Australia-wide, we are seeing price growth. But those rushing in may well regret it.
Most experts see price rises continuing for some time. But some, such as the boss of CBA, think the rate of these price rises will moderate.
And, because currently 75 per cent of mortgage applications are from owner-occupiers, it’s hard to see the market being subject to a speculative frenzy driven by investors wanting to make a quick buck.
Speaking to a parliamentary enquiry, CBA boss, Matt Comyn, said “We expect house prices to continue to grow through this year and next but not at the rapid levels we have seen in the first two months of the year.”
He noted that although there had been strong price growth in Perth and Darwin the median prices were still well below previous highs.
And, with some university suburbs, such as Macquarie Park, down 8.1 per cent, herein lies the rub; sure things are positive – with interest rates low and employment strengthening, the only way is up.
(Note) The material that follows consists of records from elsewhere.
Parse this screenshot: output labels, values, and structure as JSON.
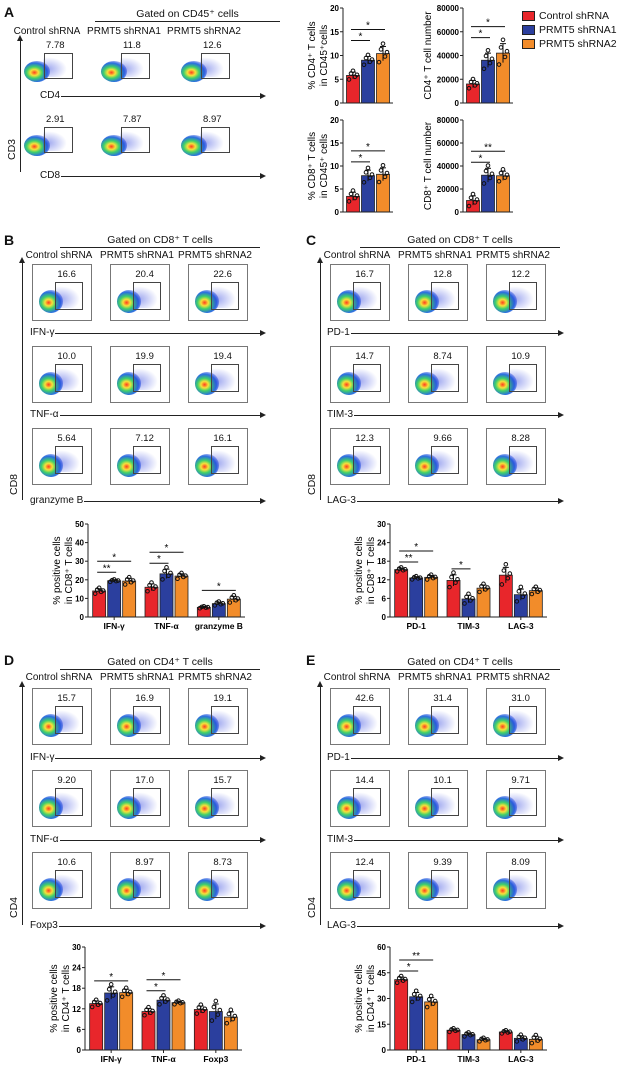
{
  "colors": {
    "control": "#e8262b",
    "shRNA1": "#2b3f9e",
    "shRNA2": "#f28c2a"
  },
  "legend": [
    {
      "label": "Control shRNA",
      "color_key": "control"
    },
    {
      "label": "PRMT5 shRNA1",
      "color_key": "shRNA1"
    },
    {
      "label": "PRMT5 shRNA2",
      "color_key": "shRNA2"
    }
  ],
  "panels": {
    "A": {
      "letter": "A",
      "header": "Gated on CD45⁺ cells",
      "columns": [
        "Control shRNA",
        "PRMT5 shRNA1",
        "PRMT5 shRNA2"
      ],
      "y_axis": "CD3",
      "rows": [
        {
          "marker": "CD4",
          "values": [
            "7.78",
            "11.8",
            "12.6"
          ]
        },
        {
          "marker": "CD8",
          "values": [
            "2.91",
            "7.87",
            "8.97"
          ]
        }
      ]
    },
    "B": {
      "letter": "B",
      "header": "Gated on CD8⁺ T cells",
      "columns": [
        "Control shRNA",
        "PRMT5 shRNA1",
        "PRMT5 shRNA2"
      ],
      "y_axis": "CD8",
      "rows": [
        {
          "marker": "IFN-γ",
          "values": [
            "16.6",
            "20.4",
            "22.6"
          ]
        },
        {
          "marker": "TNF-α",
          "values": [
            "10.0",
            "19.9",
            "19.4"
          ]
        },
        {
          "marker": "granzyme  B",
          "values": [
            "5.64",
            "7.12",
            "16.1"
          ]
        }
      ]
    },
    "C": {
      "letter": "C",
      "header": "Gated on CD8⁺ T cells",
      "columns": [
        "Control shRNA",
        "PRMT5 shRNA1",
        "PRMT5 shRNA2"
      ],
      "y_axis": "CD8",
      "rows": [
        {
          "marker": "PD-1",
          "values": [
            "16.7",
            "12.8",
            "12.2"
          ]
        },
        {
          "marker": "TIM-3",
          "values": [
            "14.7",
            "8.74",
            "10.9"
          ]
        },
        {
          "marker": "LAG-3",
          "values": [
            "12.3",
            "9.66",
            "8.28"
          ]
        }
      ]
    },
    "D": {
      "letter": "D",
      "header": "Gated on CD4⁺ T cells",
      "columns": [
        "Control shRNA",
        "PRMT5 shRNA1",
        "PRMT5 shRNA2"
      ],
      "y_axis": "CD4",
      "rows": [
        {
          "marker": "IFN-γ",
          "values": [
            "15.7",
            "16.9",
            "19.1"
          ]
        },
        {
          "marker": "TNF-α",
          "values": [
            "9.20",
            "17.0",
            "15.7"
          ]
        },
        {
          "marker": "Foxp3",
          "values": [
            "10.6",
            "8.97",
            "8.73"
          ]
        }
      ]
    },
    "E": {
      "letter": "E",
      "header": "Gated on CD4⁺ T cells",
      "columns": [
        "Control shRNA",
        "PRMT5 shRNA1",
        "PRMT5 shRNA2"
      ],
      "y_axis": "CD4",
      "rows": [
        {
          "marker": "PD-1",
          "values": [
            "42.6",
            "31.4",
            "31.0"
          ]
        },
        {
          "marker": "TIM-3",
          "values": [
            "14.4",
            "10.1",
            "9.71"
          ]
        },
        {
          "marker": "LAG-3",
          "values": [
            "12.4",
            "9.39",
            "8.09"
          ]
        }
      ]
    }
  },
  "chart_data": [
    {
      "id": "A1",
      "type": "bar",
      "ylabel": [
        "% CD4⁺ T cells",
        "in CD45⁺cells"
      ],
      "ylim": [
        0,
        20
      ],
      "yticks": [
        "0",
        "5",
        "10",
        "15",
        "20"
      ],
      "categories": [
        ""
      ],
      "series": [
        {
          "name": "Control shRNA",
          "values": [
            5.8
          ],
          "err": [
            0.7
          ]
        },
        {
          "name": "PRMT5 shRNA1",
          "values": [
            9.0
          ],
          "err": [
            0.8
          ]
        },
        {
          "name": "PRMT5 shRNA2",
          "values": [
            10.4
          ],
          "err": [
            1.5
          ]
        }
      ],
      "significance": [
        {
          "cat": 0,
          "from": 0,
          "to": 1,
          "label": "*"
        },
        {
          "cat": 0,
          "from": 0,
          "to": 2,
          "label": "*"
        }
      ]
    },
    {
      "id": "A2",
      "type": "bar",
      "ylabel": [
        "CD4⁺ T cell number"
      ],
      "ylim": [
        0,
        80000
      ],
      "yticks": [
        "0",
        "20000",
        "40000",
        "60000",
        "80000"
      ],
      "categories": [
        ""
      ],
      "series": [
        {
          "name": "Control shRNA",
          "values": [
            16000
          ],
          "err": [
            3000
          ]
        },
        {
          "name": "PRMT5 shRNA1",
          "values": [
            36000
          ],
          "err": [
            6000
          ]
        },
        {
          "name": "PRMT5 shRNA2",
          "values": [
            42000
          ],
          "err": [
            8000
          ]
        }
      ],
      "significance": [
        {
          "cat": 0,
          "from": 0,
          "to": 1,
          "label": "*"
        },
        {
          "cat": 0,
          "from": 0,
          "to": 2,
          "label": "*"
        }
      ]
    },
    {
      "id": "A3",
      "type": "bar",
      "ylabel": [
        "% CD8⁺ T cells",
        "in CD45⁺ cells"
      ],
      "ylim": [
        0,
        20
      ],
      "yticks": [
        "0",
        "5",
        "10",
        "15",
        "20"
      ],
      "categories": [
        ""
      ],
      "series": [
        {
          "name": "Control shRNA",
          "values": [
            3.4
          ],
          "err": [
            0.9
          ]
        },
        {
          "name": "PRMT5 shRNA1",
          "values": [
            7.9
          ],
          "err": [
            1.2
          ]
        },
        {
          "name": "PRMT5 shRNA2",
          "values": [
            8.2
          ],
          "err": [
            1.4
          ]
        }
      ],
      "significance": [
        {
          "cat": 0,
          "from": 0,
          "to": 1,
          "label": "*"
        },
        {
          "cat": 0,
          "from": 0,
          "to": 2,
          "label": "*"
        }
      ]
    },
    {
      "id": "A4",
      "type": "bar",
      "ylabel": [
        "CD8⁺ T cell number"
      ],
      "ylim": [
        0,
        80000
      ],
      "yticks": [
        "0",
        "20000",
        "40000",
        "60000",
        "80000"
      ],
      "categories": [
        ""
      ],
      "series": [
        {
          "name": "Control shRNA",
          "values": [
            10000
          ],
          "err": [
            4000
          ]
        },
        {
          "name": "PRMT5 shRNA1",
          "values": [
            32000
          ],
          "err": [
            6000
          ]
        },
        {
          "name": "PRMT5 shRNA2",
          "values": [
            31500
          ],
          "err": [
            4000
          ]
        }
      ],
      "significance": [
        {
          "cat": 0,
          "from": 0,
          "to": 1,
          "label": "*"
        },
        {
          "cat": 0,
          "from": 0,
          "to": 2,
          "label": "**"
        }
      ]
    },
    {
      "id": "B",
      "type": "bar",
      "ylabel": [
        "% positive cells",
        "in CD8⁺ T cells"
      ],
      "ylim": [
        0,
        50
      ],
      "yticks": [
        "0",
        "10",
        "20",
        "30",
        "40",
        "50"
      ],
      "categories": [
        "IFN-γ",
        "TNF-α",
        "granzyme B"
      ],
      "series": [
        {
          "name": "Control shRNA",
          "values": [
            14,
            16,
            5.2
          ],
          "err": [
            1.2,
            1.8,
            0.4
          ]
        },
        {
          "name": "PRMT5 shRNA1",
          "values": [
            19.5,
            23.2,
            7.2
          ],
          "err": [
            0.5,
            2.5,
            0.8
          ]
        },
        {
          "name": "PRMT5 shRNA2",
          "values": [
            19.3,
            22,
            9.6
          ],
          "err": [
            1.5,
            1.2,
            1.5
          ]
        }
      ],
      "significance": [
        {
          "cat": 0,
          "from": 0,
          "to": 1,
          "label": "**"
        },
        {
          "cat": 0,
          "from": 0,
          "to": 2,
          "label": "*"
        },
        {
          "cat": 1,
          "from": 0,
          "to": 1,
          "label": "*"
        },
        {
          "cat": 1,
          "from": 0,
          "to": 2,
          "label": "*"
        },
        {
          "cat": 2,
          "from": 0,
          "to": 2,
          "label": "*"
        }
      ]
    },
    {
      "id": "C",
      "type": "bar",
      "ylabel": [
        "% positive cells",
        "in CD8⁺ T cells"
      ],
      "ylim": [
        0,
        30
      ],
      "yticks": [
        "0",
        "6",
        "12",
        "18",
        "24",
        "30"
      ],
      "categories": [
        "PD-1",
        "TIM-3",
        "LAG-3"
      ],
      "series": [
        {
          "name": "Control shRNA",
          "values": [
            15.3,
            11.8,
            13.5
          ],
          "err": [
            0.5,
            1.8,
            2.5
          ]
        },
        {
          "name": "PRMT5 shRNA1",
          "values": [
            12.6,
            5.8,
            7.2
          ],
          "err": [
            0.4,
            1.2,
            1.8
          ]
        },
        {
          "name": "PRMT5 shRNA2",
          "values": [
            12.8,
            9.3,
            8.5
          ],
          "err": [
            0.6,
            1.0,
            0.9
          ]
        }
      ],
      "significance": [
        {
          "cat": 0,
          "from": 0,
          "to": 1,
          "label": "**"
        },
        {
          "cat": 0,
          "from": 0,
          "to": 2,
          "label": "*"
        },
        {
          "cat": 1,
          "from": 0,
          "to": 1,
          "label": "*"
        }
      ]
    },
    {
      "id": "D",
      "type": "bar",
      "ylabel": [
        "% positive cells",
        "in CD4⁺ T cells"
      ],
      "ylim": [
        0,
        30
      ],
      "yticks": [
        "0",
        "6",
        "12",
        "18",
        "24",
        "30"
      ],
      "categories": [
        "IFN-γ",
        "TNF-α",
        "Foxp3"
      ],
      "series": [
        {
          "name": "Control shRNA",
          "values": [
            13.5,
            11.2,
            11.8
          ],
          "err": [
            0.8,
            0.9,
            1.0
          ]
        },
        {
          "name": "PRMT5 shRNA1",
          "values": [
            16.6,
            14.5,
            11.2
          ],
          "err": [
            1.8,
            1.0,
            2.2
          ]
        },
        {
          "name": "PRMT5 shRNA2",
          "values": [
            16.7,
            13.8,
            9.6
          ],
          "err": [
            1.0,
            0.4,
            1.5
          ]
        }
      ],
      "significance": [
        {
          "cat": 0,
          "from": 0,
          "to": 2,
          "label": "*"
        },
        {
          "cat": 1,
          "from": 0,
          "to": 1,
          "label": "*"
        },
        {
          "cat": 1,
          "from": 0,
          "to": 2,
          "label": "*"
        }
      ]
    },
    {
      "id": "E",
      "type": "bar",
      "ylabel": [
        "% positive cells",
        "in CD4⁺ T cells"
      ],
      "ylim": [
        0,
        60
      ],
      "yticks": [
        "0",
        "15",
        "30",
        "45",
        "60"
      ],
      "categories": [
        "PD-1",
        "TIM-3",
        "LAG-3"
      ],
      "series": [
        {
          "name": "Control shRNA",
          "values": [
            41,
            11.5,
            10.5
          ],
          "err": [
            1.5,
            0.8,
            0.7
          ]
        },
        {
          "name": "PRMT5 shRNA1",
          "values": [
            31,
            9,
            6.8
          ],
          "err": [
            2.5,
            0.9,
            1.5
          ]
        },
        {
          "name": "PRMT5 shRNA2",
          "values": [
            28,
            6,
            6.2
          ],
          "err": [
            2.5,
            0.8,
            1.8
          ]
        }
      ],
      "significance": [
        {
          "cat": 0,
          "from": 0,
          "to": 1,
          "label": "*"
        },
        {
          "cat": 0,
          "from": 0,
          "to": 2,
          "label": "**"
        }
      ]
    }
  ]
}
But it’s not up everywhere and, until the borders open, there is simply not the demand to maintain the pace.
There is speculation that the banking regulator (APRA) will have to intervene to calm things down but, take away the sugar hit of the Home Builders Grant and we believe that sooner-or-later the market will reach an equilibrium and calm down.
Rush in now and you may regret your haste.
For those who are being pipped-to-the-post at the moment – opportunities will appear later this year.